Nobel laureate Amartya Sen on Tuesday said he was “appalled” by the violence at Delhi’s Jawaharlal Nehru University. “I am appalled by what’s going on,” Sen said in Bengaluru, speaking to reporters on the sidelines of the Infosys Prize.
“The university authorities cannot prevent outsiders from entering and creating such a bloody violence within the campus! I am also appalled that communication between police and the administration would be so delayed that ill treatment of the students could continue for some time and not been prevented by forces of law and order,” Sen said.
At least 34 students and teachers were injured on Sunday evening inside JNU, including the university’s students’ union president Aishe Ghosh. It was alleged that the Akhil Bharatiya Vidhyarthi Parishad (ABVP), the students’ wing of the Rashtriya Swayamsevak Sangh (RSS) had led the attack, though the ABVP has denied it.

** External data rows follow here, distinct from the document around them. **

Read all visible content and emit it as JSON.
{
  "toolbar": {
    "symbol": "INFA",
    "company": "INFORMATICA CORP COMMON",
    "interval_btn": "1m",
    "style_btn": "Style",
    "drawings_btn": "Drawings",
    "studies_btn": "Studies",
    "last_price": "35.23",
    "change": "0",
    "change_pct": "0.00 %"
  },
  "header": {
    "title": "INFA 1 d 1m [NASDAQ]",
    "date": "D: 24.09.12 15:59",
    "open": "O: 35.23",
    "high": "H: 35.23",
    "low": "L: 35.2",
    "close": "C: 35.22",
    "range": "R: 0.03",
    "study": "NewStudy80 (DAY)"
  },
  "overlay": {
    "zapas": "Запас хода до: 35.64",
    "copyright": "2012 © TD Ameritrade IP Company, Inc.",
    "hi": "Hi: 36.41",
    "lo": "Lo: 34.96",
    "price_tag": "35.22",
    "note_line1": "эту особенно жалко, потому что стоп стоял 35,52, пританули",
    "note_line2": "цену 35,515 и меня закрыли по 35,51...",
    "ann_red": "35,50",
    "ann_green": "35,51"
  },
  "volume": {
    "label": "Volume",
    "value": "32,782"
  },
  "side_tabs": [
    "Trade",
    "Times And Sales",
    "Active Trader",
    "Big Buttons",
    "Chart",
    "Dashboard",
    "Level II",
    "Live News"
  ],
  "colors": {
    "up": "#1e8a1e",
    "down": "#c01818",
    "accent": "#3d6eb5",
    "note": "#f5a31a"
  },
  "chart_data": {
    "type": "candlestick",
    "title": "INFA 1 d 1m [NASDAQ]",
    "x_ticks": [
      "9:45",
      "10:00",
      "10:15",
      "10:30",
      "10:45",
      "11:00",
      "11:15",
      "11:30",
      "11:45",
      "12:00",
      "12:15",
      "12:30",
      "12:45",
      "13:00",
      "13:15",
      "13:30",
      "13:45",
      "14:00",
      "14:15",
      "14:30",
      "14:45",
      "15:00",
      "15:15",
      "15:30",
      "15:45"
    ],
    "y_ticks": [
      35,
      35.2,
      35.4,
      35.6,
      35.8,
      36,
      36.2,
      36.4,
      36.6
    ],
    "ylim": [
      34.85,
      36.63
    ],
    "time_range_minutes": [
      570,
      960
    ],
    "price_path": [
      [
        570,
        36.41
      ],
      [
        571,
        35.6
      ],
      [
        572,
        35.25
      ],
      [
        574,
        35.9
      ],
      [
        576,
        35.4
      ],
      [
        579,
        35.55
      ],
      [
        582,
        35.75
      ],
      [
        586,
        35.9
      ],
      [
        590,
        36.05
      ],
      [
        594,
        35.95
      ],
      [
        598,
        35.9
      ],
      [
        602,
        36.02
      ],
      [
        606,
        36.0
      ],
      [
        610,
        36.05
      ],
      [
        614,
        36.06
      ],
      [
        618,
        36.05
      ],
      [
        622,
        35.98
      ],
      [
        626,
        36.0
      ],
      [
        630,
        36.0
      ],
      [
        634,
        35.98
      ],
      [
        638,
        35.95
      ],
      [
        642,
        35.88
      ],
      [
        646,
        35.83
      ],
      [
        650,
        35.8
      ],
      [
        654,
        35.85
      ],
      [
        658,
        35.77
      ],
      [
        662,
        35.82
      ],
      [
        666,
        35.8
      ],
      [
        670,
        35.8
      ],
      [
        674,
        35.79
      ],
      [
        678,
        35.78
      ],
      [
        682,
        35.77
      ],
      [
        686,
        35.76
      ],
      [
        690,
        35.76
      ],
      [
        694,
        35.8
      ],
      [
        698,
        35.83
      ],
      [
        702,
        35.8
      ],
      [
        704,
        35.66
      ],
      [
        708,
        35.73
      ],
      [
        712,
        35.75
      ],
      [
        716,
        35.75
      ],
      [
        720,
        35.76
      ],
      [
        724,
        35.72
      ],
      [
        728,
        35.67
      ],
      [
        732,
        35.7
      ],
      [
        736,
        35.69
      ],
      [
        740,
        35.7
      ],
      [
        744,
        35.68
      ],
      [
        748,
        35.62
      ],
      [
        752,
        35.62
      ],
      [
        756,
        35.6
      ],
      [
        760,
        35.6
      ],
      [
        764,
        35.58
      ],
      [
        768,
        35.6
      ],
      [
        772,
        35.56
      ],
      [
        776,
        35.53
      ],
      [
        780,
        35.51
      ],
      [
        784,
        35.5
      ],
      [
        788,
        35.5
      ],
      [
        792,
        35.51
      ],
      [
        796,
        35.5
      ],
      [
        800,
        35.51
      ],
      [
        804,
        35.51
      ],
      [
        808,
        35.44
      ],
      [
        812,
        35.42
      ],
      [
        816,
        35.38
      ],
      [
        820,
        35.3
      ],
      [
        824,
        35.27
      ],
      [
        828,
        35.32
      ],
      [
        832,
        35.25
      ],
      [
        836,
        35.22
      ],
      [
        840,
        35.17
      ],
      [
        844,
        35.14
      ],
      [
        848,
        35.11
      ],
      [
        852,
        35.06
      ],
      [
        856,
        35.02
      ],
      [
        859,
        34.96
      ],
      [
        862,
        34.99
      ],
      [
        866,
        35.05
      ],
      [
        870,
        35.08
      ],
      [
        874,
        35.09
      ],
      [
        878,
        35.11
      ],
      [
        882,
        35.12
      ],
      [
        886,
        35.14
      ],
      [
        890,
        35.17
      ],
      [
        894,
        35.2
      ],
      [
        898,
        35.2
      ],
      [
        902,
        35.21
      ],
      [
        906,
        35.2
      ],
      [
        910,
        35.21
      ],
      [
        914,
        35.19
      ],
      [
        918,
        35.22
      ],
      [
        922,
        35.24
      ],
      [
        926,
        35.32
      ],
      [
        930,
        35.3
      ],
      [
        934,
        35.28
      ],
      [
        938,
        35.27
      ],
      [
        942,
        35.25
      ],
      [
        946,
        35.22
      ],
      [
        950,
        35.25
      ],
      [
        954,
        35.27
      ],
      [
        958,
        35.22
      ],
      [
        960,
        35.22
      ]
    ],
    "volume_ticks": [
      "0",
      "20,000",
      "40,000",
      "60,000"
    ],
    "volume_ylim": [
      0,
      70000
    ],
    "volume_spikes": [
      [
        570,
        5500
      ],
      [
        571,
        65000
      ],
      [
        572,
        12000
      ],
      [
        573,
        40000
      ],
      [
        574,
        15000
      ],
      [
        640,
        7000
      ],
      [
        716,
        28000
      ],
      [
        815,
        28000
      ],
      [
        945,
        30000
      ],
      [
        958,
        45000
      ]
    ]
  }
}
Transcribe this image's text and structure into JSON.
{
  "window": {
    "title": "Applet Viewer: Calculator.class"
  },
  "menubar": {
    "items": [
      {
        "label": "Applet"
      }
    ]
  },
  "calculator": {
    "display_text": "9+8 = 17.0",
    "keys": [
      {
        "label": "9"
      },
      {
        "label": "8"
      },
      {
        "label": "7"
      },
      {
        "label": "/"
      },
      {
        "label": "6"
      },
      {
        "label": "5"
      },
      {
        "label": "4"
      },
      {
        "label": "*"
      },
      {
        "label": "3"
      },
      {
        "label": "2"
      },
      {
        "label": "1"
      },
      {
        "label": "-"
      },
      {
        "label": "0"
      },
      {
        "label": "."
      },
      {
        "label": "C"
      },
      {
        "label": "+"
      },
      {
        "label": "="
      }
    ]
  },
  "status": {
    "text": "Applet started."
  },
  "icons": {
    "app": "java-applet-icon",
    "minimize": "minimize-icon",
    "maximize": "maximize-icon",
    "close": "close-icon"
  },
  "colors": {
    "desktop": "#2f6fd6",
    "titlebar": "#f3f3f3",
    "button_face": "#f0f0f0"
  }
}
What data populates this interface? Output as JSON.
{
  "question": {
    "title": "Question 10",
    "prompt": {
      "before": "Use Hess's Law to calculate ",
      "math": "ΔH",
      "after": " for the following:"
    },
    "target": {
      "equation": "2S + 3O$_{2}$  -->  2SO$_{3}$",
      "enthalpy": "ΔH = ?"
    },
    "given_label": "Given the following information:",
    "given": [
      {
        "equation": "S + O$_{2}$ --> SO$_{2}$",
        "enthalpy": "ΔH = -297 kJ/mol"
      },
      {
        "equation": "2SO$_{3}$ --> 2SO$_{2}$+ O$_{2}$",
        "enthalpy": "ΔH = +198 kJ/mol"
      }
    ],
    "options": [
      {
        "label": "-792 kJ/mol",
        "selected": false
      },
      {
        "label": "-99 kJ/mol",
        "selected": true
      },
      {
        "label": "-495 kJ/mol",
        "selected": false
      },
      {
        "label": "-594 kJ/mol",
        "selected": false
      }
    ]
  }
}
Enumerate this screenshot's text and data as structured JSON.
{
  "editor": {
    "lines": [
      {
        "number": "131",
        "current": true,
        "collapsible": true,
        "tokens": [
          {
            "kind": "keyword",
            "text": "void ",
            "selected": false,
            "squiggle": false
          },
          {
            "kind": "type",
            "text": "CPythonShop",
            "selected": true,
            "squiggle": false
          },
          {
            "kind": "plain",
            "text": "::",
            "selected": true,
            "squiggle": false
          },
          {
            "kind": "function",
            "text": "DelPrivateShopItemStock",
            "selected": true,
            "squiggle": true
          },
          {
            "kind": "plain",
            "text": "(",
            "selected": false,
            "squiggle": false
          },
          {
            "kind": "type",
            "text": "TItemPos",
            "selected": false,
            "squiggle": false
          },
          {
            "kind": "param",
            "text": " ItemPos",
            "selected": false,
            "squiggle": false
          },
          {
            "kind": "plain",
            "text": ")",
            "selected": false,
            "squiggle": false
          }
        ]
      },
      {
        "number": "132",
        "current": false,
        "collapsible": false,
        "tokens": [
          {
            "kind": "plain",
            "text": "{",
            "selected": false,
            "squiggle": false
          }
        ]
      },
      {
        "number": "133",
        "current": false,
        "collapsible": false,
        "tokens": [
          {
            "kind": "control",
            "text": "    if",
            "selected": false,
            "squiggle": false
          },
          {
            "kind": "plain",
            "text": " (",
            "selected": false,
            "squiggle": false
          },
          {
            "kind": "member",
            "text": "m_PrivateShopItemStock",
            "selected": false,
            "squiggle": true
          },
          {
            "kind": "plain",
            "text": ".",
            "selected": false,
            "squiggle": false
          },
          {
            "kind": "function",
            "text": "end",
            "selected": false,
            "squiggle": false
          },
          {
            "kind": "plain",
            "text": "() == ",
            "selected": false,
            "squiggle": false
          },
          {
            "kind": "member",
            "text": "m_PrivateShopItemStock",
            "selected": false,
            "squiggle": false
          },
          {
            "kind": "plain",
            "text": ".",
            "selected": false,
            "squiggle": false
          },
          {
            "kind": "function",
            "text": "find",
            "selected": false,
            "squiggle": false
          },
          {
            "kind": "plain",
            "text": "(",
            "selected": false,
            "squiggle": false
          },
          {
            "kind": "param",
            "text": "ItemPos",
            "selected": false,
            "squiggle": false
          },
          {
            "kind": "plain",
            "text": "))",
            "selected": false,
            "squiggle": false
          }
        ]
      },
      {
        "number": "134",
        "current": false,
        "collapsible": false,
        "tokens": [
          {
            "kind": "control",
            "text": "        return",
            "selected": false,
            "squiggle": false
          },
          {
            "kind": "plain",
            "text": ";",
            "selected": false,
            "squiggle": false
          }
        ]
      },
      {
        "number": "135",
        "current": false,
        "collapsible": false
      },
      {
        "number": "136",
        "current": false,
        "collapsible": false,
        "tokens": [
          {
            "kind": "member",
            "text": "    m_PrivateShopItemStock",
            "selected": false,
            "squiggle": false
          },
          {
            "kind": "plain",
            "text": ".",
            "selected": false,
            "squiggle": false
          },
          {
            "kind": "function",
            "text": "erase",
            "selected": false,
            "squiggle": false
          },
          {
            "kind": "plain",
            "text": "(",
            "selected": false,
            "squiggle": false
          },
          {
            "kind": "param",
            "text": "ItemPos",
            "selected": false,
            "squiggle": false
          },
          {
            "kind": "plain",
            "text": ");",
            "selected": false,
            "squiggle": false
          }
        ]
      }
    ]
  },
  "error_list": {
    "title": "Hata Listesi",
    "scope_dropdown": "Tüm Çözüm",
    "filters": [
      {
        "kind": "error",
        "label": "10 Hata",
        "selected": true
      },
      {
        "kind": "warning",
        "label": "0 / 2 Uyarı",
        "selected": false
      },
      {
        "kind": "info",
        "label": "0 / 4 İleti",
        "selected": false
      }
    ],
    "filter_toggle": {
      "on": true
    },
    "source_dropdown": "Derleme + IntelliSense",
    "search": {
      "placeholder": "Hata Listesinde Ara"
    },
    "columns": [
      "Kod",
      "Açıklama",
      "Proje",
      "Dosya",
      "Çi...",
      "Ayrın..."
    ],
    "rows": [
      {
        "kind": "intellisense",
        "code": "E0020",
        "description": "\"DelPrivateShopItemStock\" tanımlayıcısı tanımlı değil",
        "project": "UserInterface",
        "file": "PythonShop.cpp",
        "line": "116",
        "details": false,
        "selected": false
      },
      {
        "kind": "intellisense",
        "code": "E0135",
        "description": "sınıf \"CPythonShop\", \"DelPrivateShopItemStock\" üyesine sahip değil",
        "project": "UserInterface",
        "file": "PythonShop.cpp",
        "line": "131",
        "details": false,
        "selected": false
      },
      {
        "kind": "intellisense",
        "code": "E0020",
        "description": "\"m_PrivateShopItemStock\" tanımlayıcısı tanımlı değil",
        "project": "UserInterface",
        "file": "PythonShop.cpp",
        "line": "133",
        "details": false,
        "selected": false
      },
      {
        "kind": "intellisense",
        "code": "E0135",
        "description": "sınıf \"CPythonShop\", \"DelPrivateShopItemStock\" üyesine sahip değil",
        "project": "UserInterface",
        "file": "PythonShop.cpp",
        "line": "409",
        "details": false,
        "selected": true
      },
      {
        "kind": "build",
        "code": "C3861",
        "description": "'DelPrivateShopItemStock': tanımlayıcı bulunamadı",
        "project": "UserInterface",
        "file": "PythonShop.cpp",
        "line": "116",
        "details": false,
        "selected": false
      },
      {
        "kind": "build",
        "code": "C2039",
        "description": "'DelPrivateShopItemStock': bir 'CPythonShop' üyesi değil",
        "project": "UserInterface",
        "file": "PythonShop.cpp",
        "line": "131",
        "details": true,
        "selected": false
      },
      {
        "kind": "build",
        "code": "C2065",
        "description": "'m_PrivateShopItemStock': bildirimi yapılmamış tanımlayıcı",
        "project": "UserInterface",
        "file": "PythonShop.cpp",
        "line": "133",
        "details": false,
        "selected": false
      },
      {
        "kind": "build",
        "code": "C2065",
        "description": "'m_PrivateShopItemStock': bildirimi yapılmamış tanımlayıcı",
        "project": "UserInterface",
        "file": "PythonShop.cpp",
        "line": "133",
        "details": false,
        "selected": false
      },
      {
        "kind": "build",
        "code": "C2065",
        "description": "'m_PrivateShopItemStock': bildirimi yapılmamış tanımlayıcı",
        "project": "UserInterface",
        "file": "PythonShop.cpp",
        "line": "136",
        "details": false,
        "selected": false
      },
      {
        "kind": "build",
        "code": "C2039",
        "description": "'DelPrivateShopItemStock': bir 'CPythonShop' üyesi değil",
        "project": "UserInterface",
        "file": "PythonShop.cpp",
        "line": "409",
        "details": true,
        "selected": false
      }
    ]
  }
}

In fact, the ABVP has alleged that the “Communist goons” had attacked them, though it is not clear how how many of their members were injured and how.
Sen also said that the Citizenship Amendment Act (CAA) was unconstitutional and that the Supreme Court should turn it down. “You cannot have certain types of fundamental rights f human beings be related with religious differences rather than the things that really matter such as where you were born, and what the citizenship laws require you to do,” he was quoted saying.
Sen also said that there is need for sympathy. Speaking at the prize ceremony, he said that division between groups and sects not only damage social lives but works as barriers to intellectual progress, and added that “friendship is central to the development of knowledge”.